Australian rules footballer

Thomas Vincent Bollard (16 October 1890 – 18 March 1920) was an Australian rules footballer who played with South Melbourne in the Victorian Football League (VFL).

==Career==
Bollard, a North Melbourne Junior, started at South Melbourne in the 1914 VFL season. He debuted in round 13 as a replacement for Dick Mullaly as South Melbourne's centreman and performed well enough that he kept that position when Mullaly returned. It was as a centreman that he lined up for South Melbourne in the 1914 VFL Grand Final against Carlton, before he got injured and was forced to play the rest of the game as a forward. In the final moments, with South Melbourne behind by six points, Jim Caldwell kicked the ball towards Bollard who looked set to take a mark in front of the goal posts, before Carlton's Ernie Jamieson took a game saving mark by springing onto the South Melbourne player's back. The marking contest was deemed by the umpire to have been fair, a view endorsed by the match report in The Australasian. Carlton held on to win by the one goal margin.

In 1915, Bollard made nine league appearances for South Melbourne, in a season which included a stint on the sidelines when he was found guilty of "slinging" Carlton player Ted Brown during South Melbourne's round 11 loss at Princes Park. He returned in round 18, the final round of the season.

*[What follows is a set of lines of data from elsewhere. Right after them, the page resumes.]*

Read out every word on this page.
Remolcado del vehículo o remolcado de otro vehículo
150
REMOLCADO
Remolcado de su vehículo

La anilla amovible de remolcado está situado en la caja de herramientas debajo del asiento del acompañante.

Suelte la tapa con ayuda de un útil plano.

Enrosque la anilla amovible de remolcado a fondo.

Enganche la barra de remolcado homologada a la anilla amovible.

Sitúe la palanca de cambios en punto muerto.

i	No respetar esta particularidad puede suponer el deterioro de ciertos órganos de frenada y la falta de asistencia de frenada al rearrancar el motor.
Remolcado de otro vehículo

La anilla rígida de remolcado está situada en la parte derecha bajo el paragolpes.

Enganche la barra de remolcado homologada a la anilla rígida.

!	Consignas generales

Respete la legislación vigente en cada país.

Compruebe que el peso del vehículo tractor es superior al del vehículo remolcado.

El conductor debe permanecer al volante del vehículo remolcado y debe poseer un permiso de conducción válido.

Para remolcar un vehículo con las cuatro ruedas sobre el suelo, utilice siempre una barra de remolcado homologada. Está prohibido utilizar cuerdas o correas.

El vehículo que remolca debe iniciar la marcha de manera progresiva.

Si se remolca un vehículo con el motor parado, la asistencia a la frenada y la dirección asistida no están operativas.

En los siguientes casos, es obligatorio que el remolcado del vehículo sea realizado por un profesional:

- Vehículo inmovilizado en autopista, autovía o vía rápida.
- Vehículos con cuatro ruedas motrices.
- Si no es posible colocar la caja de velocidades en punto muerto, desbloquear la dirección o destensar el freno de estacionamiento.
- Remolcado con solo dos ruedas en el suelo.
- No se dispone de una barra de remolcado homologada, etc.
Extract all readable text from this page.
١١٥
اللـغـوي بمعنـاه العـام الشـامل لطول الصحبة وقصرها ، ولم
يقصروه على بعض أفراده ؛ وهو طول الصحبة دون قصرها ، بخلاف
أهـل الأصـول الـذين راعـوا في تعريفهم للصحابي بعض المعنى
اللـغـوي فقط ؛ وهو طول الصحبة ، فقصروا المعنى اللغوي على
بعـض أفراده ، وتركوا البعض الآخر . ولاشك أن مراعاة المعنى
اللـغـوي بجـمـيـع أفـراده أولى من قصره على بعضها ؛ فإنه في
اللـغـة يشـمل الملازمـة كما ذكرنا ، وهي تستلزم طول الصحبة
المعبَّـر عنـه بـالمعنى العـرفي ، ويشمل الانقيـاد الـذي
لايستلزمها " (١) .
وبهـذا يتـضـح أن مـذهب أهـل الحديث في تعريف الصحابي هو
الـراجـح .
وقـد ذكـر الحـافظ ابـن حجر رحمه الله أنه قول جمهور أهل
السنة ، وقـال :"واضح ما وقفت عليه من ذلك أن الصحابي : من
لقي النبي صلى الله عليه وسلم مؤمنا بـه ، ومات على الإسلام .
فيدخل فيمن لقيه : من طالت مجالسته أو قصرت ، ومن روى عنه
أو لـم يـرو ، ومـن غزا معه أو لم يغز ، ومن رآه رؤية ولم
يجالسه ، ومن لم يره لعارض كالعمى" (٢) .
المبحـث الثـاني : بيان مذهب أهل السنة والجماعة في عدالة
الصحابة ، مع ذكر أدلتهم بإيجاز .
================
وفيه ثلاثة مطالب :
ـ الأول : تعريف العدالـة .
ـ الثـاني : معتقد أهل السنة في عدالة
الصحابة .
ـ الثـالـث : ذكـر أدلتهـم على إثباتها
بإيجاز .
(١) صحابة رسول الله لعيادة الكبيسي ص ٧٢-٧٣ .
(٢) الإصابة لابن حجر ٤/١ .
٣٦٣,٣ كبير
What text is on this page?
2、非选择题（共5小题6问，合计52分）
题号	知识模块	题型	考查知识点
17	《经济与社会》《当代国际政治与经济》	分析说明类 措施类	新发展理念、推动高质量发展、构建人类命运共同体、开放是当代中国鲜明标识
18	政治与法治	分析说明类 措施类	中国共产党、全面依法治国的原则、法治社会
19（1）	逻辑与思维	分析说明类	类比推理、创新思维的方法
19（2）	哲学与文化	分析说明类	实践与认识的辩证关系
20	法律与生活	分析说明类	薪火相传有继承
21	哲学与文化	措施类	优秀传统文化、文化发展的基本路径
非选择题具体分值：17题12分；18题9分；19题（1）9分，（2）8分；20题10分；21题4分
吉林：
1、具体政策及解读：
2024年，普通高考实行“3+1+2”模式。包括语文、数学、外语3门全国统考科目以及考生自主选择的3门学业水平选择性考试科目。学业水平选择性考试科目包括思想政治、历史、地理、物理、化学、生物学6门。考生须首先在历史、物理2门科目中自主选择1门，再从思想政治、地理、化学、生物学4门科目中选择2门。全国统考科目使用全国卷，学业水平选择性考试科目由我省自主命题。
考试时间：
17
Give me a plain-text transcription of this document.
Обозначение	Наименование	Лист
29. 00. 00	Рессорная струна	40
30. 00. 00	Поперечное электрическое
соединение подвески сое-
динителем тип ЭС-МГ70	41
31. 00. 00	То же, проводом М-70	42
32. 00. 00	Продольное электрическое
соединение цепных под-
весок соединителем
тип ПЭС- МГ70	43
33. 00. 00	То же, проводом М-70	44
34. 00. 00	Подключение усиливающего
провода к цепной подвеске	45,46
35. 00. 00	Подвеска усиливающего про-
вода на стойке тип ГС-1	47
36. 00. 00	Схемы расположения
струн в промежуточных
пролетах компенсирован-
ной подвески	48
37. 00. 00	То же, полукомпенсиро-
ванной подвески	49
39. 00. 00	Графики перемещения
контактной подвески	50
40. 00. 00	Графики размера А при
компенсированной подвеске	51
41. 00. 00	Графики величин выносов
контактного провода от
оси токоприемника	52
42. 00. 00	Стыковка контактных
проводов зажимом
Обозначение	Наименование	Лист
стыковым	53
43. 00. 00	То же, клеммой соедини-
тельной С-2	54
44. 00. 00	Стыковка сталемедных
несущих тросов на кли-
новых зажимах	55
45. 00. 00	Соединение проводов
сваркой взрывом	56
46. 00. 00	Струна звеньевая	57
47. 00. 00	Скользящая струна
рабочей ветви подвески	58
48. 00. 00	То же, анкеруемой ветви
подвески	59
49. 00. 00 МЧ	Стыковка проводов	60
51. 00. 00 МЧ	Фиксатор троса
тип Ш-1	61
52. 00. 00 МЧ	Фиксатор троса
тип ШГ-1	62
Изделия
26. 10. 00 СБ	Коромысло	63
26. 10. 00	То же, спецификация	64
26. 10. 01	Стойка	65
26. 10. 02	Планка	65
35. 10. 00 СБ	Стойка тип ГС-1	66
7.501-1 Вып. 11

After missing the entire 1916 VFL season, Bollard returned to the side midway through the 1917 season, by now playing as a defender. His final appearance for South Melbourne was that year's semi final loss to Collingwood.

==Death==
Bollard died on 18 March 1920, aged 29, in an industrial accident at a skin store on Queen Street in West Melbourne. He had been crushed by a 342 lb bale, which was dropped from a second floor chute.